(Saul Steinberg)
Fala-se que no Oriente
há uma cordilheira de montanhas de calcário escavadas por dentro, formando uma
colmeia de galerias. Vive ali um povo frugal e contemplativo. Seus poetas
diferem dos de outros lugares pelo fato de que não escrevem: compõem suas obras mentalmente, às vezes em silêncio,
às vezes em voz alta. Exploradores e turistas europeus já foram admitidos às
câmaras internas onde eles vivem sem jamais saírem, alimentados e mantidos pela
comunidade.
Lord Gregson informa,
em Journeys Through the Lands of the Sun, que foi conduzido ao longo de um
corredor por um guia que lhe recomendava silêncio. Os corredores cavados na
pedra são baixos, e um europeu precisa curvar-se para atravessá-los. No fim,
numa câmara circular com uns seis metros de diâmetro, via-se uma esteira
simples, onde um homem estava sentado. Quando Gregson entrou, ele se servia de
água de uma bilha, num caneco de barro. Gregson e o guia se sentaram; o homem
não pareceu dar pela sua presença.
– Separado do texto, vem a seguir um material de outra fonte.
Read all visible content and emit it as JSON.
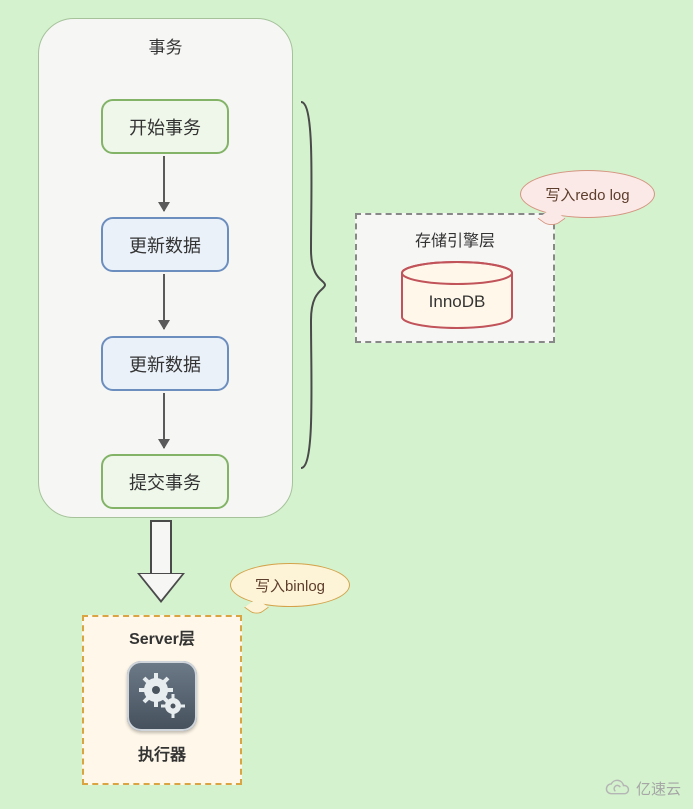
{
  "transaction": {
    "title": "事务",
    "steps": [
      "开始事务",
      "更新数据",
      "更新数据",
      "提交事务"
    ]
  },
  "storage": {
    "title": "存储引擎层",
    "engine": "InnoDB"
  },
  "bubbles": {
    "redo": "写入redo log",
    "binlog": "写入binlog"
  },
  "server": {
    "title": "Server层",
    "executor": "执行器"
  },
  "watermark": "亿速云"
}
Ficou concentrado, as mãos pousadas sobre os
joelhos, e depois de meia hora fechou os olhos e recitou uma longa sequência de
frases que deixaram o guia emocionado. Ele explicou depois a Gregson que o
homem tinha contado o reencontro entre um homem e seu cavalo. Os dois haviam se
perdido numa batalha, muito tempo atrás, e nesse dia o cavalo, reconhecendo o
guerreiro no meio de um curral cheio de gente e animais, galopou até ele e se
ajoelhou aos seus pés.
Criam histórias assim,
para si e para ninguém, ou melhor, para os curiosos (em geral crianças e
velhos) que se dão o trabalho de visitá-los. Não têm o direito de escrever,
porque escrever seria partir o fio de inspiração que liga o poema ao poeta. O
poema (diz aquele povo) pertence ao corpo do poeta, nasce nele, deve morrer com
ele. Fala-se que algumas tribos, mais radicais, cortam a língua dos poetas para
que nem mesmo a palavra falada quebre esse vínculo.